Shortly afterward, government opponent Jorge Luiz Gonzalez, a councilman in the western city of Maracaibo, was also picked up on weapons charges.
Then on Thursday, officials threw back in jail former Gen. Raul Baduel, a former defense minister under the late President Hugo Chavez, alleging he was conspiring to overthrow the government. Baduel, now a staunch government critic, had been freed from prison in 2015 after serving six years on corruption charges.
The arrests, along with an apparent threat to ban two-time presidential candidate Henrique Capriles from holding office, put the opposition on edge as it tries to jumpstart a campaign to force President Nicolas Maduro from office. It would also appear to go against the government’s recent freeing of several jailed activists under a Vatican-sponsored mediation effort to ease tensions in the country.

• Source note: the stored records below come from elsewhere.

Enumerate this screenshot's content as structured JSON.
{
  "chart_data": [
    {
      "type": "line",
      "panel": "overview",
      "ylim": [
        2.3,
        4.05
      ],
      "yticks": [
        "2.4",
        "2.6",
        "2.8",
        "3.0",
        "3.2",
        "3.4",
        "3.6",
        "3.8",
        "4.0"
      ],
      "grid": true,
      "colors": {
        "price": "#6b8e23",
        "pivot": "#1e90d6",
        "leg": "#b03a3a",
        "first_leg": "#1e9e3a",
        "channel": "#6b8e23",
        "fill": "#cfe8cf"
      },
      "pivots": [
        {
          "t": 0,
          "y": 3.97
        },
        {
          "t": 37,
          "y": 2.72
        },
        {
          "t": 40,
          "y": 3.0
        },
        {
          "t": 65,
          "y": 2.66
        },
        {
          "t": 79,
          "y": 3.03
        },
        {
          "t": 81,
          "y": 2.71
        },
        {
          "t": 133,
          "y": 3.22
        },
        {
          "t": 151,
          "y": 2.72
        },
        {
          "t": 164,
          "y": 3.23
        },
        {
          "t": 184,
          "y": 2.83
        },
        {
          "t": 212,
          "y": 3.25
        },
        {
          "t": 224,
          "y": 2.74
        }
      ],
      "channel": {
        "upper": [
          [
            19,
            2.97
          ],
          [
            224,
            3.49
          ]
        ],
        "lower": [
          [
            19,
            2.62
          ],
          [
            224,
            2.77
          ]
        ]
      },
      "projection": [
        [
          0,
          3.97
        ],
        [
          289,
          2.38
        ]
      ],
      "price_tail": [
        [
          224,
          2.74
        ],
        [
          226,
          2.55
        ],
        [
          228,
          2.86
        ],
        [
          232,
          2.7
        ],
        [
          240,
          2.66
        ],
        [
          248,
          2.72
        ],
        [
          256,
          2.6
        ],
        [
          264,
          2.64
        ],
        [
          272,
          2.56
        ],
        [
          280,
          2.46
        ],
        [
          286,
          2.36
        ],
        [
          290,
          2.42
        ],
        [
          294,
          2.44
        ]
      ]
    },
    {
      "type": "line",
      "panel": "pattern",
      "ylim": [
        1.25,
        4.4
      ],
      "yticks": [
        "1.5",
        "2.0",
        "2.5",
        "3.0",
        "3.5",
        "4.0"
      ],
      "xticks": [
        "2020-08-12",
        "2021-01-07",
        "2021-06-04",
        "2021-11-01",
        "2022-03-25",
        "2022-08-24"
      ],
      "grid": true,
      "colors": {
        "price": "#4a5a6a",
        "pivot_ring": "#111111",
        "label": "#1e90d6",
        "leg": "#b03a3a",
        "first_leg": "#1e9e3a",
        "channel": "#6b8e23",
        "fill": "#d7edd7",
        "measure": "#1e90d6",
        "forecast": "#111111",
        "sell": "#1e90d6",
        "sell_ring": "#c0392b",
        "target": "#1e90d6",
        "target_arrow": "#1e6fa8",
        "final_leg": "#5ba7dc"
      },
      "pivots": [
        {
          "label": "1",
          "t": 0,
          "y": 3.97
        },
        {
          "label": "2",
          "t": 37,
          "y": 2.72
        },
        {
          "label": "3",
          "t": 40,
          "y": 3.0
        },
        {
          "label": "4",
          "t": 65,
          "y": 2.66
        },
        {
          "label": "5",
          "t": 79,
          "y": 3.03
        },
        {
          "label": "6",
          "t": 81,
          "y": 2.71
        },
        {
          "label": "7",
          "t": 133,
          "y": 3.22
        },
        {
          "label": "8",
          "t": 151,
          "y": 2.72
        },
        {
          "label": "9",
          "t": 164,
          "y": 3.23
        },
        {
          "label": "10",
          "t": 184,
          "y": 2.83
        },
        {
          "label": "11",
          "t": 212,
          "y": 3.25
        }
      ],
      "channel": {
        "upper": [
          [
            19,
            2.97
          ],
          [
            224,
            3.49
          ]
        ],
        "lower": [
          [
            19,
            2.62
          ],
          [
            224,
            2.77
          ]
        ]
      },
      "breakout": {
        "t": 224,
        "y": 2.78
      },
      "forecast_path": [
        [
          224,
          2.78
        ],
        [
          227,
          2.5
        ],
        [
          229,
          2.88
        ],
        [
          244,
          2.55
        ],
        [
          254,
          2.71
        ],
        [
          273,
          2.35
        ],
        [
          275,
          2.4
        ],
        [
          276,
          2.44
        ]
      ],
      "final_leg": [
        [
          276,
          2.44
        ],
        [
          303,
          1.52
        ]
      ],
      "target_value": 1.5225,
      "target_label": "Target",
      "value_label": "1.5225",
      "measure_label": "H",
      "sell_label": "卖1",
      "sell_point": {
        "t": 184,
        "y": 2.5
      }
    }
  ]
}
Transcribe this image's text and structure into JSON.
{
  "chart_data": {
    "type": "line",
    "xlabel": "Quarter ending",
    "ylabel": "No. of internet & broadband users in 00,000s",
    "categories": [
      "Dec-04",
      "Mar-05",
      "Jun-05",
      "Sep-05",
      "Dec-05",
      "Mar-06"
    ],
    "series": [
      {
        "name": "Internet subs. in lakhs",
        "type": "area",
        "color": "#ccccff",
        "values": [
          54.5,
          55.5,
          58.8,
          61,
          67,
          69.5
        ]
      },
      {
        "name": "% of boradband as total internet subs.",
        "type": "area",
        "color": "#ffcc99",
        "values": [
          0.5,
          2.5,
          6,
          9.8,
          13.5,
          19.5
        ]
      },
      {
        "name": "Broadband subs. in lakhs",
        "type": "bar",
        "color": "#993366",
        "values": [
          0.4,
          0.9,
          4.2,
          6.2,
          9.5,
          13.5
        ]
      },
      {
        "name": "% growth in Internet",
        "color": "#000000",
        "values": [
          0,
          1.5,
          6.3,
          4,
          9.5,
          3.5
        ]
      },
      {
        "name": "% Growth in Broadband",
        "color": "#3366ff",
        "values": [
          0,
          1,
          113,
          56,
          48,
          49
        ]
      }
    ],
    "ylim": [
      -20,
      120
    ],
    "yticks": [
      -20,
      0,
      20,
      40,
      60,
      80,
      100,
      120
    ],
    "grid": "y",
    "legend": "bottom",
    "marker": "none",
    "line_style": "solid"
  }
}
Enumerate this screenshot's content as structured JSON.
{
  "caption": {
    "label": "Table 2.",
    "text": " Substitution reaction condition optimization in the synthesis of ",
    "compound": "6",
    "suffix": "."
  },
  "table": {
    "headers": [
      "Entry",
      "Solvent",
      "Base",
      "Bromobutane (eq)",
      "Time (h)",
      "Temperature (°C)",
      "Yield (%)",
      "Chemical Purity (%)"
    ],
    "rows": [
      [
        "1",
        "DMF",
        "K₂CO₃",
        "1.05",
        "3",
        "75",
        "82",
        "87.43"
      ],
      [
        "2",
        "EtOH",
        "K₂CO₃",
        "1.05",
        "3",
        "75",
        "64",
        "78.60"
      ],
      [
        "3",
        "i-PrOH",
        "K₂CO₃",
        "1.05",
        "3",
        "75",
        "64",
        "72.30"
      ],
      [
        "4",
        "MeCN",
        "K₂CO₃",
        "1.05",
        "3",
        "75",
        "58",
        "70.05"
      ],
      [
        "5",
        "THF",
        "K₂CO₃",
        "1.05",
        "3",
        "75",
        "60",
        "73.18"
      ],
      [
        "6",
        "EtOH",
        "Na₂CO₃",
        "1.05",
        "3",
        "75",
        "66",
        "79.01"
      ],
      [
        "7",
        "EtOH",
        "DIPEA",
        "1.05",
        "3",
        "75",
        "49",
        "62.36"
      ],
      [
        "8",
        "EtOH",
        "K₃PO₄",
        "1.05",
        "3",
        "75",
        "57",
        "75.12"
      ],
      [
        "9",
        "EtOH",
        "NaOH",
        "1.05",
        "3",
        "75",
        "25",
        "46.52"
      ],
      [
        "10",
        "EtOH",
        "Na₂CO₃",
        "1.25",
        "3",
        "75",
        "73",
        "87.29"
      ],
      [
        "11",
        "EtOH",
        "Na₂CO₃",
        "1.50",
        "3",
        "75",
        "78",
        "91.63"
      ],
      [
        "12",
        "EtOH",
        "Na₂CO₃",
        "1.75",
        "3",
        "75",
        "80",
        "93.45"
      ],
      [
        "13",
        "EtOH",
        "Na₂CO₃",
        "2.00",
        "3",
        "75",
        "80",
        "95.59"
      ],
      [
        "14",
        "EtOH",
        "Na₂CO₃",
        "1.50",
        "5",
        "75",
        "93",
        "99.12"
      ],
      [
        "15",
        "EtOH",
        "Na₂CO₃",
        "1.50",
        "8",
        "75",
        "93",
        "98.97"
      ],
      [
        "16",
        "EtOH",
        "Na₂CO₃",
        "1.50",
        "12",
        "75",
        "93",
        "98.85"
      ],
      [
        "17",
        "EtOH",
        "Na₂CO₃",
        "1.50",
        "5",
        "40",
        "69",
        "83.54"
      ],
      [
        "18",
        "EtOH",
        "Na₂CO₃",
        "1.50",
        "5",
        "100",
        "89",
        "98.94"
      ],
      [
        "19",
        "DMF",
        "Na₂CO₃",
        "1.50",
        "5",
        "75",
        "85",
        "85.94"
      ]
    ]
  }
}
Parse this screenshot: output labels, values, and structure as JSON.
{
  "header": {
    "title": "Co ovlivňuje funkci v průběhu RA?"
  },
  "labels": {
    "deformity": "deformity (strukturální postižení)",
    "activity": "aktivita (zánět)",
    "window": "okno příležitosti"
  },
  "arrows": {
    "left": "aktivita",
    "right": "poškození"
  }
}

Caro’s allies said the weapons allegedly found in his car were planted there to frame him. They accused the government of seeking revenge for the decision this week by the opposition-controlled congress to declare that Maduro had abandoned his post by neglecting his duties. The largely symbolic resolution has already been overturned by the government-stacked Supreme Court.
“Right now we know nothing about Gilber,” his sister, Yeidi Caro, told journalists. “We haven’t even received a phone call.”
Baduel, who came to Chavez’s rescue in a 2002 coup attempt, has always maintained that his initial arrest for corruption was a ploy to punish him for speaking out against the government. His son Adolfo Baduel said on Twitter that his father had not violated any conditions of his parole, as the government alleged in ordering his arrest.
Some in the opposition’s fractious Democratic Unity coalition are pushing for a new round of street protests while others are advocating attending a round of talks with the government scheduled for Friday. Opposition leaders have said they won’t participate in the meeting unless the government releases more than 100 political prisoners.
Last year, the government freed 43 opposition activists, including high-profile former presidential candidate Manuel Rosales, but it also jailed 55 others, according to Foro Penal, a group of lawyers that defends dozens of jailed activists.
Capriles, one of the most-popular opposition politicians and governor of Miranda state, said Wednesday that the state comptroller had opened a probe against him for alleged administrative irregularities. A decision is expected in the coming days and could result in his being removed from office.